Our July 5 post prompted a question about whether an established meal period of less than 30 minutes must be considered worktime under the federal Fair Labor Standards Act. The answer is, "Not necessarily".
U.S. Labor Department interpretations state that bona fide meal periods during which employees are completely relieved from duty in order to eat regular meals are not FLSA worktime. See 29 C.F.R. § 785.19(a). This provision also says that "ordinarily" 30 minutes or more is long enough for such a period. This has led many people (sometimes including even U.S. Wage and Hour Division officials) to insist that, if an employer maintains a meal period of less than 30 minutes, the mealtime must be considered hours worked under the FLSA.

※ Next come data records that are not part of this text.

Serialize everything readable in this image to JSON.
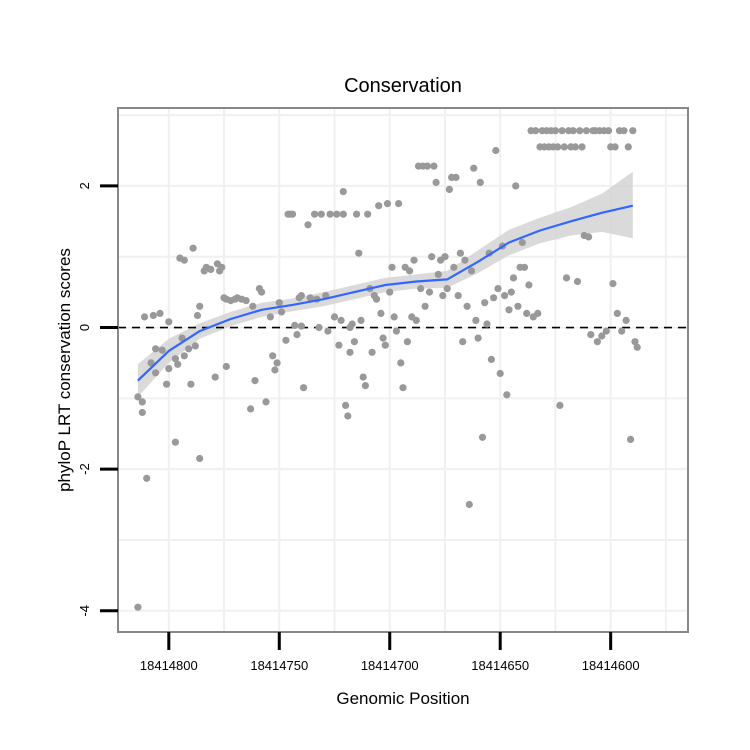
{
  "chart_data": {
    "type": "scatter",
    "title": "Conservation",
    "xlabel": "Genomic Position",
    "ylabel": "phyloP LRT conservation scores",
    "x_reversed": true,
    "xlim": [
      18414823,
      18414565
    ],
    "ylim": [
      -4.3,
      3.1
    ],
    "x_ticks": [
      18414800,
      18414750,
      18414700,
      18414650,
      18414600
    ],
    "x_tick_labels": [
      "18414800",
      "18414750",
      "18414700",
      "18414650",
      "18414600"
    ],
    "y_ticks": [
      -4,
      -2,
      0,
      2
    ],
    "y_tick_labels": [
      "-4",
      "-2",
      "0",
      "2"
    ],
    "grid": true,
    "reference_line": {
      "y": 0,
      "style": "dashed"
    },
    "colors": {
      "points": "#999999",
      "smooth_line": "#3366ff",
      "ribbon": "#d3d3d3",
      "grid": "#f0f0f0",
      "panel_border": "#888888",
      "axis_ticks": "#000000"
    },
    "points": [
      [
        18414814,
        -3.95
      ],
      [
        18414814,
        -0.98
      ],
      [
        18414812,
        -1.2
      ],
      [
        18414812,
        -1.05
      ],
      [
        18414810,
        -2.13
      ],
      [
        18414811,
        0.15
      ],
      [
        18414808,
        -0.5
      ],
      [
        18414807,
        0.17
      ],
      [
        18414806,
        -0.3
      ],
      [
        18414806,
        -0.64
      ],
      [
        18414804,
        0.2
      ],
      [
        18414803,
        -0.32
      ],
      [
        18414801,
        -0.8
      ],
      [
        18414800,
        0.08
      ],
      [
        18414800,
        -0.58
      ],
      [
        18414797,
        -1.62
      ],
      [
        18414797,
        -0.44
      ],
      [
        18414796,
        -0.52
      ],
      [
        18414795,
        0.98
      ],
      [
        18414794,
        -0.15
      ],
      [
        18414793,
        0.95
      ],
      [
        18414793,
        -0.4
      ],
      [
        18414791,
        -0.3
      ],
      [
        18414790,
        -0.8
      ],
      [
        18414789,
        1.12
      ],
      [
        18414788,
        -0.26
      ],
      [
        18414787,
        0.17
      ],
      [
        18414786,
        -1.85
      ],
      [
        18414786,
        0.3
      ],
      [
        18414784,
        0.8
      ],
      [
        18414783,
        0.85
      ],
      [
        18414781,
        0.82
      ],
      [
        18414779,
        -0.7
      ],
      [
        18414778,
        0.9
      ],
      [
        18414777,
        0.8
      ],
      [
        18414776,
        0.85
      ],
      [
        18414775,
        0.42
      ],
      [
        18414774,
        -0.55
      ],
      [
        18414774,
        0.4
      ],
      [
        18414772,
        0.38
      ],
      [
        18414770,
        0.4
      ],
      [
        18414769,
        0.42
      ],
      [
        18414767,
        0.4
      ],
      [
        18414765,
        0.38
      ],
      [
        18414763,
        -1.15
      ],
      [
        18414762,
        0.3
      ],
      [
        18414761,
        -0.75
      ],
      [
        18414759,
        0.55
      ],
      [
        18414758,
        0.5
      ],
      [
        18414756,
        -1.05
      ],
      [
        18414754,
        0.15
      ],
      [
        18414753,
        -0.4
      ],
      [
        18414752,
        -0.6
      ],
      [
        18414751,
        -0.5
      ],
      [
        18414750,
        0.35
      ],
      [
        18414749,
        0.22
      ],
      [
        18414747,
        -0.18
      ],
      [
        18414746,
        1.6
      ],
      [
        18414745,
        1.6
      ],
      [
        18414744,
        1.6
      ],
      [
        18414743,
        0.03
      ],
      [
        18414742,
        -0.1
      ],
      [
        18414741,
        0.42
      ],
      [
        18414740,
        0.45
      ],
      [
        18414740,
        0.02
      ],
      [
        18414739,
        -0.85
      ],
      [
        18414737,
        1.45
      ],
      [
        18414736,
        0.42
      ],
      [
        18414734,
        1.6
      ],
      [
        18414733,
        0.4
      ],
      [
        18414732,
        0.0
      ],
      [
        18414731,
        1.6
      ],
      [
        18414729,
        0.45
      ],
      [
        18414728,
        -0.05
      ],
      [
        18414727,
        1.6
      ],
      [
        18414725,
        0.15
      ],
      [
        18414724,
        1.6
      ],
      [
        18414723,
        -0.25
      ],
      [
        18414722,
        0.1
      ],
      [
        18414721,
        1.6
      ],
      [
        18414721,
        1.92
      ],
      [
        18414720,
        -1.1
      ],
      [
        18414719,
        -1.25
      ],
      [
        18414718,
        -0.35
      ],
      [
        18414718,
        0.0
      ],
      [
        18414717,
        0.05
      ],
      [
        18414716,
        -0.2
      ],
      [
        18414715,
        1.6
      ],
      [
        18414714,
        1.05
      ],
      [
        18414713,
        0.1
      ],
      [
        18414712,
        -0.7
      ],
      [
        18414711,
        -0.82
      ],
      [
        18414710,
        1.6
      ],
      [
        18414709,
        0.55
      ],
      [
        18414708,
        -0.35
      ],
      [
        18414707,
        0.45
      ],
      [
        18414706,
        0.4
      ],
      [
        18414705,
        1.72
      ],
      [
        18414704,
        0.2
      ],
      [
        18414703,
        -0.15
      ],
      [
        18414702,
        -0.25
      ],
      [
        18414701,
        1.75
      ],
      [
        18414700,
        0.5
      ],
      [
        18414699,
        0.85
      ],
      [
        18414698,
        0.15
      ],
      [
        18414697,
        -0.05
      ],
      [
        18414696,
        1.75
      ],
      [
        18414695,
        -0.5
      ],
      [
        18414694,
        -0.85
      ],
      [
        18414693,
        0.85
      ],
      [
        18414692,
        -0.2
      ],
      [
        18414691,
        0.8
      ],
      [
        18414690,
        0.15
      ],
      [
        18414689,
        0.95
      ],
      [
        18414688,
        0.1
      ],
      [
        18414687,
        2.28
      ],
      [
        18414686,
        0.55
      ],
      [
        18414685,
        2.28
      ],
      [
        18414684,
        0.3
      ],
      [
        18414683,
        2.28
      ],
      [
        18414682,
        0.5
      ],
      [
        18414681,
        1.0
      ],
      [
        18414680,
        2.28
      ],
      [
        18414679,
        2.05
      ],
      [
        18414678,
        0.75
      ],
      [
        18414677,
        0.95
      ],
      [
        18414676,
        0.45
      ],
      [
        18414675,
        1.0
      ],
      [
        18414674,
        0.55
      ],
      [
        18414673,
        1.95
      ],
      [
        18414672,
        2.12
      ],
      [
        18414671,
        0.85
      ],
      [
        18414670,
        2.12
      ],
      [
        18414669,
        0.45
      ],
      [
        18414668,
        1.05
      ],
      [
        18414667,
        -0.2
      ],
      [
        18414666,
        0.95
      ],
      [
        18414665,
        0.3
      ],
      [
        18414664,
        -2.5
      ],
      [
        18414663,
        0.8
      ],
      [
        18414662,
        2.25
      ],
      [
        18414661,
        0.1
      ],
      [
        18414660,
        -0.15
      ],
      [
        18414659,
        2.05
      ],
      [
        18414658,
        -1.55
      ],
      [
        18414657,
        0.35
      ],
      [
        18414656,
        0.05
      ],
      [
        18414655,
        1.05
      ],
      [
        18414654,
        -0.45
      ],
      [
        18414653,
        0.42
      ],
      [
        18414652,
        2.5
      ],
      [
        18414651,
        0.55
      ],
      [
        18414650,
        -0.65
      ],
      [
        18414649,
        1.15
      ],
      [
        18414648,
        0.45
      ],
      [
        18414647,
        -0.95
      ],
      [
        18414646,
        0.25
      ],
      [
        18414645,
        0.5
      ],
      [
        18414644,
        0.7
      ],
      [
        18414643,
        2.0
      ],
      [
        18414642,
        0.3
      ],
      [
        18414641,
        0.85
      ],
      [
        18414640,
        1.2
      ],
      [
        18414639,
        0.85
      ],
      [
        18414638,
        0.2
      ],
      [
        18414637,
        0.6
      ],
      [
        18414636,
        2.78
      ],
      [
        18414635,
        0.15
      ],
      [
        18414634,
        2.78
      ],
      [
        18414633,
        0.2
      ],
      [
        18414632,
        2.55
      ],
      [
        18414631,
        2.78
      ],
      [
        18414630,
        2.55
      ],
      [
        18414629,
        2.78
      ],
      [
        18414628,
        2.55
      ],
      [
        18414627,
        2.78
      ],
      [
        18414626,
        2.55
      ],
      [
        18414625,
        2.78
      ],
      [
        18414624,
        2.55
      ],
      [
        18414623,
        -1.1
      ],
      [
        18414622,
        2.78
      ],
      [
        18414621,
        2.55
      ],
      [
        18414620,
        0.7
      ],
      [
        18414619,
        2.78
      ],
      [
        18414618,
        2.55
      ],
      [
        18414617,
        2.78
      ],
      [
        18414616,
        2.55
      ],
      [
        18414615,
        0.65
      ],
      [
        18414614,
        2.78
      ],
      [
        18414613,
        2.55
      ],
      [
        18414612,
        1.3
      ],
      [
        18414611,
        2.78
      ],
      [
        18414610,
        1.28
      ],
      [
        18414609,
        -0.1
      ],
      [
        18414608,
        2.78
      ],
      [
        18414607,
        2.78
      ],
      [
        18414606,
        -0.2
      ],
      [
        18414605,
        2.78
      ],
      [
        18414604,
        -0.12
      ],
      [
        18414603,
        2.78
      ],
      [
        18414602,
        -0.05
      ],
      [
        18414601,
        2.78
      ],
      [
        18414600,
        2.55
      ],
      [
        18414599,
        0.62
      ],
      [
        18414598,
        2.55
      ],
      [
        18414597,
        0.2
      ],
      [
        18414596,
        2.78
      ],
      [
        18414595,
        -0.05
      ],
      [
        18414594,
        2.78
      ],
      [
        18414593,
        0.1
      ],
      [
        18414592,
        2.55
      ],
      [
        18414591,
        -1.58
      ],
      [
        18414590,
        2.78
      ],
      [
        18414589,
        -0.2
      ],
      [
        18414588,
        -0.28
      ]
    ],
    "smooth": {
      "x": [
        18414814,
        18414800,
        18414786,
        18414772,
        18414758,
        18414744,
        18414730,
        18414716,
        18414702,
        18414688,
        18414674,
        18414660,
        18414646,
        18414632,
        18414618,
        18414604,
        18414590
      ],
      "y": [
        -0.75,
        -0.33,
        -0.05,
        0.12,
        0.25,
        0.32,
        0.4,
        0.5,
        0.6,
        0.65,
        0.68,
        0.93,
        1.2,
        1.37,
        1.5,
        1.62,
        1.72
      ],
      "lower": [
        -0.98,
        -0.5,
        -0.16,
        0.02,
        0.15,
        0.23,
        0.3,
        0.4,
        0.5,
        0.55,
        0.56,
        0.77,
        1.02,
        1.19,
        1.3,
        1.35,
        1.26
      ],
      "upper": [
        -0.52,
        -0.16,
        0.06,
        0.22,
        0.35,
        0.41,
        0.5,
        0.6,
        0.7,
        0.75,
        0.8,
        1.09,
        1.38,
        1.55,
        1.7,
        1.89,
        2.2
      ]
    }
  }
}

But the Labor Department's own interpretation recognizes that a shorter timeframe can be long enough "under special conditions." Among the special conditions the Labor Department looks for are these:
- Any work-related interruptions of the meal period are sporadic and minimal;
- Employees have enough time to eat a regular meal under the circumstances;
- The period is not just a break for snacks or coffee but instead allows the employee to eat a full meal, comes at a time when meals are normally consumed, and occurs with a frequency that is customary for regular meals;
- The employer and employees have agreed that a period of less than 30 minutes is sufficient to eat a regular meal; and
- Applicable state or local laws do not require a longer meal period than the one established.
Section 31b23, Field Operations Handbook (U.S. Labor Department, December 15, 2000).
The Labor Department reviews these factors on a case-by-case basis, taking into account the particular context involved. U.S. Wage and Hour Investigators are instructed to give "special scrutiny" to meal periods of less than 20 minutes.
These principles have to do with whether established mealtimes of under 30 minutes are bona fide, non-compensable ones. Work-related interruptions of established meal periods are evaluated differently.
Finally, remember that state or local laws might require a meal period of at least 30 minutes or some other length and might impose other meal-related obligations. The FLSA does not relieve an employer from its responsibilities under any such laws.